On the way to this consummation, as you’d expect, stuff happens. Some of it, in the blackly comic style we’re getting used to, is harsh. The aunt, we discover, was made pregnant by her brother – Quoyle’s own father – and had an abortion. (The moment she finds out that Quoyle has been told is the moment she decides she will no longer be able to live under the same roof as him.) Quoyle discovers his mad relative, practically a living skeleton, on Christmas morning. He’s put into a mental home, but strikes Quoyle as completely sane when he visits. But the old man likes it there, and does things to make sure he isn’t ever let out. Quoyle also finds out that Wavey’s husband was not only unfaithful, but flaunted his philandering, arriving home (sensitive readers look away now) with the sticky products of sex in his matted pubic hair. It helps Quoyle to realise that he’s stuck in the same going-nowhere bind of a bereavement that isn‘t worth the grief.

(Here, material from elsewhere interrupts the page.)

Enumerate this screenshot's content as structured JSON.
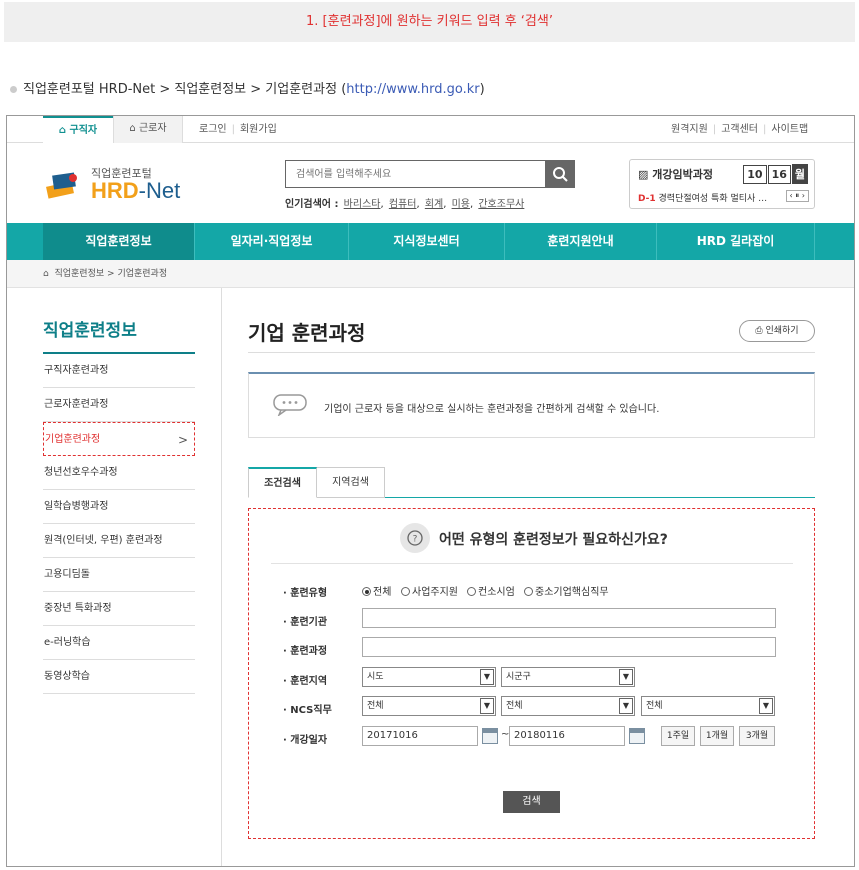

Then… Jack, the owner of the newspaper, drowns. He’s in his coffin, with Bunny staring at him. She can’t come to terms with the difference between life and death – partly because Quoyle has always told her that Petal is just ’sleeping’. Suddenly, Jack coughs – and comes back to life. As with so many other things in the novel, we’re ok with it. This is Proulx’s magic land of healing and redemption, and this is the sort of thing that happens here. At least it does when Quoyle and his family are anywhere near. Bunny has come a long way, becoming a real character (unlike Sunshine, the sister I’ve hardly mentioned because Proulx hardly ever does). When she’s excluded from school for pushing a teacher, it turns out the teacher was making fun of Wavey’s son. Without overstating it, Proulx is letting her become a force of nature. Who’s to say she didn’t bring Jack back through sheer stubbornness?

As I said at the start, I remember enjoying this book the first time. I can see why I did. I don’t know how Proulx gets away with mixing a determinedly no-nonsense, hands-on realism with a seafarer’s stolid faith in magical events – to say nothing of the everyday magic of redemption and a new understanding of love…. But she does, and who doesn’t like a happy ending?